The applicant had alleged workplace discrimination and harassment on the basis of disability, failure to accommodate and reprisal. After the first day of the HRTO hearing, in which the applicant testified, the respondent offered to pay the amount of monetary compensation claimed, with no admission of liability, and requested an HRTO order that stated “no useful purpose would be served by further proceedings.” The applicant did not consent to this proposal.

The Tribunal concluded that it did not have the jurisdiction to make such an order. Its broad grant of statutory discretion to determine its own practices and procedures was limited by ss. 43(2) of the Human Rights Code, which states that an application that is otherwise within the jurisdiction of the Tribunal “shall not be finally disposed of without affording the parties an opportunity to make oral submissions.” Here, the applicant had not yet completed his submissions.

The respondent had also argued that to proceed with the hearing would be an abuse of process: the HRTO stated the respondent appeared to be of the view that the applicant wished to proceed “for the sole purpose of having his ‘pound’ of flesh’ with the witnesses for the respondent in attempt to publicly shame them for acts of perceived misconduct or inaction in the workplace.” Finally, the respondent argued that in light of the scarcity of the HRTO’s time and resources, it would not be in the public interest to continue with the hearing.

The HRTO affirmed that its primary function, the “hearing process and the production of decisions as to whether the Code has been breached,” was an “appropriate expenditure of public resources.” To stop a hearing in the absence of a settlement and on the basis of a willingness to pay monetary compensation “would certainly be expeditious, but it would be neither fair nor just.” As well, the applicant wished for not just monetary compensation but an apology and a commitment to employee human rights training. The Tribunal reiterated that while parties are free to reach a settlement at any time, this was not done in this matter. The requested order was denied.

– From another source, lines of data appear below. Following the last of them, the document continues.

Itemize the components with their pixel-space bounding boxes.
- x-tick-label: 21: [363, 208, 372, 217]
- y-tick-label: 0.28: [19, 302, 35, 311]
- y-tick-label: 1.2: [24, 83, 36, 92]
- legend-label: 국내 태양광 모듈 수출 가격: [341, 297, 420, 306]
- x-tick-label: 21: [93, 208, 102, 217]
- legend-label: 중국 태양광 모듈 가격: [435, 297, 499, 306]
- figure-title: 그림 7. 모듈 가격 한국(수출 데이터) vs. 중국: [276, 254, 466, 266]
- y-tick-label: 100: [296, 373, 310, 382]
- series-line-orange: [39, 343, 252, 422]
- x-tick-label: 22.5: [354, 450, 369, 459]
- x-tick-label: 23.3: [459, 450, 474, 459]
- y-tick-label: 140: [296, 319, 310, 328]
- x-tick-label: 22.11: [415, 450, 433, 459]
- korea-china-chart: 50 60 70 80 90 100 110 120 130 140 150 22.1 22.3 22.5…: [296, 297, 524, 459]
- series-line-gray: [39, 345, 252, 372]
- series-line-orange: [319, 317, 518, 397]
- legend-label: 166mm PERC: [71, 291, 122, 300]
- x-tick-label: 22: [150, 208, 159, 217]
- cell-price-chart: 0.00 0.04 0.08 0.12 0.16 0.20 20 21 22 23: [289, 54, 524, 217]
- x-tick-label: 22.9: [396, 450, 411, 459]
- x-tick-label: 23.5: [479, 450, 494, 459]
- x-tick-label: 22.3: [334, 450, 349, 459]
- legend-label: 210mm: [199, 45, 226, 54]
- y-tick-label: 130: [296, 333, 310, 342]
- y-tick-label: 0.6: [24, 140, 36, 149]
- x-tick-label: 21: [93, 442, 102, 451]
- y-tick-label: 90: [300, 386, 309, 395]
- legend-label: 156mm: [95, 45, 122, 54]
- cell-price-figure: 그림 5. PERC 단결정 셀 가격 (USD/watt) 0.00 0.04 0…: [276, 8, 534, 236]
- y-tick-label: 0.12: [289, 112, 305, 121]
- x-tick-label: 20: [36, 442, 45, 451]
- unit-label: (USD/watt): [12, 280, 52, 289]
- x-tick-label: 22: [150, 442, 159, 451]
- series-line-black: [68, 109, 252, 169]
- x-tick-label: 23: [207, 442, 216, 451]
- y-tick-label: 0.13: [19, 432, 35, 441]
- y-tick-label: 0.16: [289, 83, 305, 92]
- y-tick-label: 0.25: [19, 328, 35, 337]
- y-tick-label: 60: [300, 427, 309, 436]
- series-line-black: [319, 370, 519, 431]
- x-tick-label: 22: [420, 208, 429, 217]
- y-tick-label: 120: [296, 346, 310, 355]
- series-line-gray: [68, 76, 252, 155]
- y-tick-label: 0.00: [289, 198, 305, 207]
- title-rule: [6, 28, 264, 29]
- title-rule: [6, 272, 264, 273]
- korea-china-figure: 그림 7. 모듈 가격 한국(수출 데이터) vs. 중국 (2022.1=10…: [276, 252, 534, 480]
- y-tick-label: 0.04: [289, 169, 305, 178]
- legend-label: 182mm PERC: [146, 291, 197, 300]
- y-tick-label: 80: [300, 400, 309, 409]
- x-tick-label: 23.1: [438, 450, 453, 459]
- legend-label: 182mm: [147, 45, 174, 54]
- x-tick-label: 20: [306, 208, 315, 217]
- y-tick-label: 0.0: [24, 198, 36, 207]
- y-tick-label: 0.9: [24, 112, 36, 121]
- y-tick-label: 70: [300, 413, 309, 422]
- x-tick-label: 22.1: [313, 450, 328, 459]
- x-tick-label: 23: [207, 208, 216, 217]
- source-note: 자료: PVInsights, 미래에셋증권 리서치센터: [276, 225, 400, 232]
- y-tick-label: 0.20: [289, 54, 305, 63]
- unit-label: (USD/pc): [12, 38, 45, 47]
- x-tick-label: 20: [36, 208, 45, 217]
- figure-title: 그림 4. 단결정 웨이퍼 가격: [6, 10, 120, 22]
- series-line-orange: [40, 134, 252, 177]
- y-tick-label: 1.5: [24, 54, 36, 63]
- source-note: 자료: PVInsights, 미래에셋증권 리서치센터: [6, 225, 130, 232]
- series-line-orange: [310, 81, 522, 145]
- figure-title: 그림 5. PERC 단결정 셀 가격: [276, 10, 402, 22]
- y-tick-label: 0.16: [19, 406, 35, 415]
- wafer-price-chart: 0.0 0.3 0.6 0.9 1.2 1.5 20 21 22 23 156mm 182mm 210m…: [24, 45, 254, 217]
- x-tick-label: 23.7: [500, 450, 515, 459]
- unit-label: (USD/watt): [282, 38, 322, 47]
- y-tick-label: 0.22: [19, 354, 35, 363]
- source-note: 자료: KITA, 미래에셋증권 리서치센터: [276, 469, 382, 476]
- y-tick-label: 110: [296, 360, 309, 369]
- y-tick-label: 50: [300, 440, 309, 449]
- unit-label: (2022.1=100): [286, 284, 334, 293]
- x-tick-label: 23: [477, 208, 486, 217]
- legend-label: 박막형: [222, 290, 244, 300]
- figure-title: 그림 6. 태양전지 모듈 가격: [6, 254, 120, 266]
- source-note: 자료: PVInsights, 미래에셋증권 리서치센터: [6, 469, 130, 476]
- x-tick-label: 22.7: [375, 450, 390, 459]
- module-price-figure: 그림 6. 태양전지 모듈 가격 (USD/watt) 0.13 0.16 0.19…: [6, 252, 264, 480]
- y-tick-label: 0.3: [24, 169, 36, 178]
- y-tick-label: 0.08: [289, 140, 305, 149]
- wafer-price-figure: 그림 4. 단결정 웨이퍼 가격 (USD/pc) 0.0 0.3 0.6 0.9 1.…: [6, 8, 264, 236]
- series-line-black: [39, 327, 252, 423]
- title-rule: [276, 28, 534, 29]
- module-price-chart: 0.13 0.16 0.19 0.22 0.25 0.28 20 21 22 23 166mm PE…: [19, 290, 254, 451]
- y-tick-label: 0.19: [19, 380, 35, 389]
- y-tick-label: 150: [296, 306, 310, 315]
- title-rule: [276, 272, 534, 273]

This decision confirms the importance of engaging in good faith settlement discussions prior to a hearing, and exploring all possible motivators that a claimant may have for bringing the application. What can be garnered here is that a monetary amount may not be the only motivation for a claimant. Often, a claimant just wants to be heard, and this decision underscores the importance of this right.

Further, the decision advises that a respondent should not simply wait to see if the claimant is a credible witness during a hearing before seriously considering a settlement offer. The risk of relying on such a strategy is apparent in this case.